Ceann Comhairle Seán Ó Fearghaíl denied that the tests will be free for politicians, in a sharp exchange with Deputy Gannon. Later in the Dáil sitting he said that TDs and senators should buy their own antigen tests outside of Leinster House or if they use the tests provided by the Oireachtas, they should pay for them.
The Ceann Comhairle commented that it was likely that eight asymptomatic but Covid-positive people were circulating in the crowded and narrow confines of Leinster House corridors on every sitting day.
He said 1,200 people used the parliamentary campus as their base. On a sitting day, an average of 800 people were moving around in “narrow corridors”, and it was likely from national statistics that “eight people who are circulating and moving around have Covid,” and were asymptomatic, but nevertheless capable to transmitting it to others.
He said there had been nine cases of Covid in the Leinster House campus last week, at least one of which was likely communicated within the workplace.
“The matter was discussed by the Business Committee. The view was that the antigen test should be made available from existing house resources to staff members free of charge.”
He added: “In respect of members of the House, the proposal discussed was that Members of the House should be encouraged to have antigen testing, and to acquire the test packs outside the house — or, if they were acquiring them here, that they should pay for them.”
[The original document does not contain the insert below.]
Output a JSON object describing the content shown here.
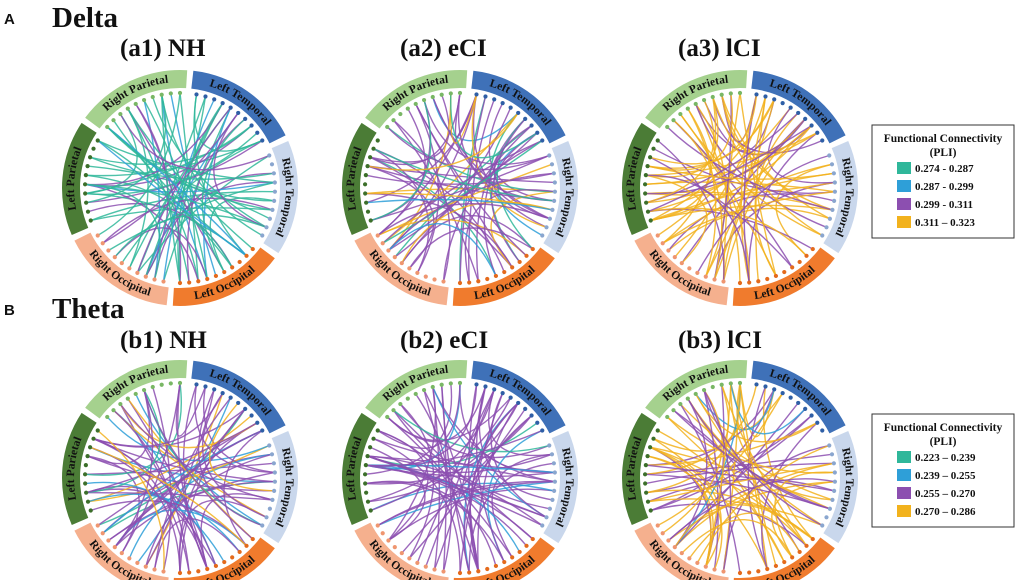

Mr Ó Cathasaigh, reading the draft letter from his phone in the chamber, said the three Government parties “feel it’s necessary to ensure the parties and groups would make a full contribution to the cost of these tests if they’re used by members or their staff”.
“We would ask that the arrangements be put in place to ensure that this can be facilitated,” he added.
He said a letter was going out to members in the names of the whips of the three Coalition parties.
The decision to order and distribute the antigen tests for free was made by the Oireachtas Service.
Members of the Oireachtas Business Committee this morning were told that antigen tests have already been ordered and will be distributed through political party groupings from next week.
It comes a day after Minister Stephen Donnelly told RTÉ’s Morning Ireland that free antigen tests will not be handed out to members of the public, but that they will be free for close contacts and for schools.